Tem-se criticado várias teorias sobre o processo de conhecimento nas páginas anteriores. Apesar de suas diferenças, todas concordam num aspecto fundamental que contrasta com a teoria que tem sido positivamente apresentada. Esta última assume continuidade; as primeiras declaram ou implicam certas divisões, separações ou antíteses básicas, tecnicamente chamadas dualismos. [2]


A. AS AFIRMAÇÕES DE DEWEY.

A posição de Dewey é francamente anti-cristã. Ele sustenta com clareza que o homem é o ponto final de referência na experiência humana. O homem deve olhar para dentro, e somente para dentro, se há de ter continuidade em sua experiência.

Ao estudante se lhe deve mostrar como estabelecer seus próprios ideais. Ele deve aprender a descobrir os critérios dentro de si mesmo. Deve aprender a confiar em sua própria investigação como fator de motivação. Só então aprenderá a ver legitimidade e significado no que se lhe pede que faça. [3]


1. Os Critérios

O assunto de um critério, padrão ou norma poderia se particularizar para uma discussão posterior. Dewey é consciente das dificuldades neste ponto. Ele tem enfatizado que a experiência humana é o crescimento, um crescimento contínuo e progressivo. Porém, como podemos distinguir o crescimento humano do crescimento animal? Existe alguma direção do crescimento como tal? Os mestres podem determinar quais experiências são educativas e quais experiências não o são?
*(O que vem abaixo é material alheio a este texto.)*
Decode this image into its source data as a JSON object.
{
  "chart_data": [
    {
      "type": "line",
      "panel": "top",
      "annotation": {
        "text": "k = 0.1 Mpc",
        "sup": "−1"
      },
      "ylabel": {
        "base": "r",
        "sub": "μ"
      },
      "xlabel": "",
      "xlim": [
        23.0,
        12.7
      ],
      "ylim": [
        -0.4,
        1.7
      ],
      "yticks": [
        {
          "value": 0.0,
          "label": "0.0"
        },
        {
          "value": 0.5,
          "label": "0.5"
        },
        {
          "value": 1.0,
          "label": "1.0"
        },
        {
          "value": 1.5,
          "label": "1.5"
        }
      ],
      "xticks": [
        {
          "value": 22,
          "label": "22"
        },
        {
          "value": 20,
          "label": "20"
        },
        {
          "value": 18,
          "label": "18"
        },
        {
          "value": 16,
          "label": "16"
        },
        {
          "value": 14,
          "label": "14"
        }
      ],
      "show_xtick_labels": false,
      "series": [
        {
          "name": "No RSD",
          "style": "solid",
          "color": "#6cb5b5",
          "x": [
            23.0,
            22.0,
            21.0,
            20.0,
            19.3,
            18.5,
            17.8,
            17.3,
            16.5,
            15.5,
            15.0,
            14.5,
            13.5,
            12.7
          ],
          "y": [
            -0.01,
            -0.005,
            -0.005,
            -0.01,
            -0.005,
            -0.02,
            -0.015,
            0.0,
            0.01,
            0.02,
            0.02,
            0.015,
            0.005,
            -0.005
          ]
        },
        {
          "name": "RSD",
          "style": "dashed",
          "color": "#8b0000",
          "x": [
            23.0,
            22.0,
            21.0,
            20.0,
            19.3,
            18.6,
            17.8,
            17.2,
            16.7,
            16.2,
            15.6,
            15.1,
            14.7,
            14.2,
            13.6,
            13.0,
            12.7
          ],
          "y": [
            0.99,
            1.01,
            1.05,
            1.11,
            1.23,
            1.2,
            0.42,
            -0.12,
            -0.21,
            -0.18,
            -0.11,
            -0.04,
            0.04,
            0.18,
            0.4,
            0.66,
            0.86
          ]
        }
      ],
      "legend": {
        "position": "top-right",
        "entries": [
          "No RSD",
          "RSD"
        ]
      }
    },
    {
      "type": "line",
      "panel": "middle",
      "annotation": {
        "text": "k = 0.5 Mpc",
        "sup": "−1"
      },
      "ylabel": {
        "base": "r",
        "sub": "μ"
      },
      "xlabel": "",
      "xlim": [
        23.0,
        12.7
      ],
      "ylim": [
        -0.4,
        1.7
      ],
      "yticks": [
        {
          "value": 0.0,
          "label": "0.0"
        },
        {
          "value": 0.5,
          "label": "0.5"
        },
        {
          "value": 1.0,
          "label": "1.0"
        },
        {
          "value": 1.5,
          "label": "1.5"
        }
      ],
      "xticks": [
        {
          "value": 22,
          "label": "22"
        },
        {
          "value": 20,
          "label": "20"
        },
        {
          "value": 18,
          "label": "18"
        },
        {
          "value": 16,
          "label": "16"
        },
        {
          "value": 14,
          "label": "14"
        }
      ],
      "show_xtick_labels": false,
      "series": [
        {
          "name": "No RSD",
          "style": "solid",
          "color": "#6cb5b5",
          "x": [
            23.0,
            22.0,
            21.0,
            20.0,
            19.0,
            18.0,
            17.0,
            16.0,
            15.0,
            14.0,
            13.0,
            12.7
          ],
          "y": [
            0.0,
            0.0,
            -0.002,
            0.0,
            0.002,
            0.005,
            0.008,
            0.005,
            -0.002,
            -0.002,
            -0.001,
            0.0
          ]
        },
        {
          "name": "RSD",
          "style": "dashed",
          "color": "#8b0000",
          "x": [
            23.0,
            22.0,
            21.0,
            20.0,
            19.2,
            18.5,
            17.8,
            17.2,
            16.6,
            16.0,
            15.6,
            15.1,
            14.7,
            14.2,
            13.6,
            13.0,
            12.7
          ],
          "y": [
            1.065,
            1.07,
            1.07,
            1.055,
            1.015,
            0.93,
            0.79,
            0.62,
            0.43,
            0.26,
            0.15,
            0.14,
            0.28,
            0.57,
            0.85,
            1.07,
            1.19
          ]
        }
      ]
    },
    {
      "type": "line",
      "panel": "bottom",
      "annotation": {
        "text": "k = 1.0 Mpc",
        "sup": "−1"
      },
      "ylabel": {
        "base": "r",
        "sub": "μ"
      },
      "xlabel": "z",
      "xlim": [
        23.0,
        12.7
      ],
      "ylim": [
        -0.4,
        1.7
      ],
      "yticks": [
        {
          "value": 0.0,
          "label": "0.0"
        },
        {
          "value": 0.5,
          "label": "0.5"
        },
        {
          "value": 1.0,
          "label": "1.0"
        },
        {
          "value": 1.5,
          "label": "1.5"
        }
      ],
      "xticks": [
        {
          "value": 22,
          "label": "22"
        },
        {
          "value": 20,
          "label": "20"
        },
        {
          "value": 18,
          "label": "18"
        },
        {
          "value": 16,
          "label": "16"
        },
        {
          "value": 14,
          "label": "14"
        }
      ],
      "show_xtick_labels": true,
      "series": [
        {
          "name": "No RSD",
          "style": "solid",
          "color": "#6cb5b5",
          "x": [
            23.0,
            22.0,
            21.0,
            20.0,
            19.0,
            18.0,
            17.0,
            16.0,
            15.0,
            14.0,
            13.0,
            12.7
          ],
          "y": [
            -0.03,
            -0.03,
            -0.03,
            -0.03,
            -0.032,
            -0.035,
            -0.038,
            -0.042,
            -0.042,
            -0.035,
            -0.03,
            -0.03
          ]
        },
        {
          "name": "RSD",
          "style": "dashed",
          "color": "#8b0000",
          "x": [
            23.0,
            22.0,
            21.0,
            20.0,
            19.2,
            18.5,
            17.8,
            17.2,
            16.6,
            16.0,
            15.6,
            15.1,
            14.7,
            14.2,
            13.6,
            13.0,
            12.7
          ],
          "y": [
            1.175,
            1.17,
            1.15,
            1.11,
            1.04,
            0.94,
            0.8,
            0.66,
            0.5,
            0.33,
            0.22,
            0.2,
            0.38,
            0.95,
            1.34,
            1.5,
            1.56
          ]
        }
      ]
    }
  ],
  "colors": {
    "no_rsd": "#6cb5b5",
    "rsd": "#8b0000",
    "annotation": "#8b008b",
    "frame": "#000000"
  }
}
Está claro que a experiência do robô é "não-educativa" . Ao estudante se lhe deve aconselhar que há experiências que devem ser evitadas. Dewey sustenta que: "não é educativa qualquer experiência que tenha o efeito de refrear ou distorcer o crescimento da experiência adicional". [4] Qualquer experiência que conduza à privação, a uma falta de sensibilidade e capacidade de resposta, não é educativa. As experiências mais ricas no futuro são vistas restringidas por tal experiência.


2.
A Aplicação da Prática

Então, os critérios devem ser sempre internos à experiência humana em si. O estudante deve encontrar o critério dentro de si mesmo, e o mestre deve lhe ajudar a encontrá-lo ali. O mestre deve ajudar ao aluno “a selecionar a classe de experiências presentes que vivem de maneira reflexiva e criativa na experiência subseqüente”. [5] É deste modo que se realizará a direção no crescimento ou a direção como parte do crescimento. [6]

Contudo, ao ajudar o estudante, o mestre não “transmite crenças, emoções e conhecimento”. [7] Se o fizesse, romperia o "contínuo da experiência", o crescimento progressivo e a continuidade na experiência.


B. A PURIFICAÇÃO DO AMBIENTE

A direção do crescimento do estudante deve ser alcançada por um processo de purificação do ambiente.

Corresponde ao ambiente da escola eliminar, até onde seja possível, as características indignas do ambiente existente, aquelas que influenciem os hábitos mentais. Isso estabelece um meio de ação purificado. A seleção dirige-se não somente à simplificação, mas também à eliminação do que é indesejável. Toda sociedade chega a se angustiar com o que é trivial, com a lenha morta do passado, e com o que é positivamente perverso. A escola tem a obrigação de omitir tais coisas do ambiente que provê, fazendo assim o que possa para agir contra sua influência no ambiente social ordinário. Ao selecionar o melhor para seu uso exclusivo, se esforça para reforçar o poder disto que é melhor. À medida que uma sociedade chega a ser mais inteligente, se dá conta que é responsável, não de transmitir e conservar a totalidade de seus feitos existentes, mas somente a de prover para uma sociedade futura melhor. A escola é sua agência principal para a realização deste fim. [8]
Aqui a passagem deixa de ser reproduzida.